The Institute of Environmental and Human Health (TIEHH) at Texas Tech University has made history for the Technical Association of Pulp and Paper Industry’s (TAPPI) nonwovens division by involving of high school students in its cotton nonwovens research.
Kahan Chavda, a senior from St. Mark’s School of Texas; Aarav Chavda, a junior from St.
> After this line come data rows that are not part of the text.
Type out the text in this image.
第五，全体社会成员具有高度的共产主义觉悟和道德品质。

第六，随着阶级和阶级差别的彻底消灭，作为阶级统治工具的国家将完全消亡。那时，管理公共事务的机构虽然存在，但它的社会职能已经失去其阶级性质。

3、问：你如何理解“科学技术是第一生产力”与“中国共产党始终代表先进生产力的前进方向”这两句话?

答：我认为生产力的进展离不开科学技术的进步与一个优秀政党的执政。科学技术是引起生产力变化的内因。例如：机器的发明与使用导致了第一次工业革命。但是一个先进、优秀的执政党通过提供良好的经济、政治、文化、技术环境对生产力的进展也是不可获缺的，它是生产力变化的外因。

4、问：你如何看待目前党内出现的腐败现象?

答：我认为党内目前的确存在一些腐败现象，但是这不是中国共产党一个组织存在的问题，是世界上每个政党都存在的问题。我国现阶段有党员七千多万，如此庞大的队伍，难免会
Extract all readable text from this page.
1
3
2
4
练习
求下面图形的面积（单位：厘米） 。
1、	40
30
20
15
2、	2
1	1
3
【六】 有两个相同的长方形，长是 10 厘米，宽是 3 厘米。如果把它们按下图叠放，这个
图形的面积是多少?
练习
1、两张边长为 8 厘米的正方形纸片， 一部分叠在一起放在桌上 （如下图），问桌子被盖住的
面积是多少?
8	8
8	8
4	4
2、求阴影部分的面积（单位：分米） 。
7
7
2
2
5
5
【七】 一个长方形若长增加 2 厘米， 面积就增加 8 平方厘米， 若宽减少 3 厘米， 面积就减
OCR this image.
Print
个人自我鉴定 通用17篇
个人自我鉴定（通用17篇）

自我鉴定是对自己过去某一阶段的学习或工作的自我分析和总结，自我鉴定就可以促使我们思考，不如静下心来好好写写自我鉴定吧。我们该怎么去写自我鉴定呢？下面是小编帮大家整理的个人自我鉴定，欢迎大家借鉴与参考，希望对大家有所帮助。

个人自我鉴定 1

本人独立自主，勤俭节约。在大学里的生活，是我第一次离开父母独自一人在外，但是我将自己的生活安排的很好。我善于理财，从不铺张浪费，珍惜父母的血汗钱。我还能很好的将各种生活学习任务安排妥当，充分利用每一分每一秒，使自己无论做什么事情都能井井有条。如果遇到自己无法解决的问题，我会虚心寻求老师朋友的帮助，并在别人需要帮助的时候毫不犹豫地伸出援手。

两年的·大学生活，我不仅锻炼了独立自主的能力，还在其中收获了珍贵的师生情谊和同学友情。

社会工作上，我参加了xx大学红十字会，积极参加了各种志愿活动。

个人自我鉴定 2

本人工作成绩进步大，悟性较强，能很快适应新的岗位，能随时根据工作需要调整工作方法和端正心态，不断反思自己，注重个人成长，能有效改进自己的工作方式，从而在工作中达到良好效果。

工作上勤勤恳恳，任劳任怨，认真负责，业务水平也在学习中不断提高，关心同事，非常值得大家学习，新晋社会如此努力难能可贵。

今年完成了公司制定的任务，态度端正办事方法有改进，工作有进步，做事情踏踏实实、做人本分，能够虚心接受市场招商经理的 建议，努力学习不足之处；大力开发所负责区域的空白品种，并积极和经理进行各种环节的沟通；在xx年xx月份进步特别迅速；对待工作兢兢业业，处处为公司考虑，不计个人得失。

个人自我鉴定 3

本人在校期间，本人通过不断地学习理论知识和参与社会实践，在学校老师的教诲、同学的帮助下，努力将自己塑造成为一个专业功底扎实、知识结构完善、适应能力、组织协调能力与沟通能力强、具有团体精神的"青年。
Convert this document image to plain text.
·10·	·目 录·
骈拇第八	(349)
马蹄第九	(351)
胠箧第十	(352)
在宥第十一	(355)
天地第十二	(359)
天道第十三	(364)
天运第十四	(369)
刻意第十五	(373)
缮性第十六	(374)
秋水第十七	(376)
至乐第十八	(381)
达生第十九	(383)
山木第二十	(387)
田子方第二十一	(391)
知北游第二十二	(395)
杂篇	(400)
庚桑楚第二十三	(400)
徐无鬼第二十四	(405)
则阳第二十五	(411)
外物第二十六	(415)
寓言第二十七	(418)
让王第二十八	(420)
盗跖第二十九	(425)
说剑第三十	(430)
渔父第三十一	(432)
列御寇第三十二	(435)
Mark’s School of Texas; Ronald Kendall Jr., a senior from Lubbock, CO High School; and Luke Kitten, a senior from Lubbock Trinity High School in Colorado, participated in the research.
The research from these high school students contributed to the work on oil absorption by cotton nonwovens and was presented at TAPPI's nonwovens conference in Atlanta this fall.
“This is a very significant achievement,” said TAPPI president Larry Montague. “To my knowledge this is the first time that high school students were specifically targeted and brought to an event like TAPPI.”
The students not only attended the conference but also participated in the program sessions, as well as interacted with professionals already working in the nonwovens industry.
“In the five years I have been with TAPPI, I have not seen a group like this prior to TIEHH’s outreach program,” Montague says. “The attendees for this conference were very impressed with how these students dressed and interacted with some of the industry’s best and brightest.”
TIEHH’s research focuses on West Texas cotton, specifically the 10% of cotton that, due to the weather in the region, doesn’t fully mature and must be sold at a discounted rate.
“What our lab thought two years back was why can’t we take this discounted cotton and find new market opportunities for that cotton,” says Seshadri Ramkumar, associate professor of nonwoven materials and countermeasures to chemical threats.
Vinit Singh, a graduate student at Texas Tech, found that the discounted cotton absorbs more oil than higher quality cotton and to prove that he enlisted the help of the high school students to assist in conducting research.
Utkarsh Sata, a postdoctoral associate in Ramkumar’s laboratory guided Chavda brothers this summer to find added applications for cotton nonwovens.
“I became interested in it a few years back when Fibertect started getting some recognition,” Kendall says. “I get to do some cool things out here which makes it fun to talk about with people and gets some of my fellow classmates interested in it.”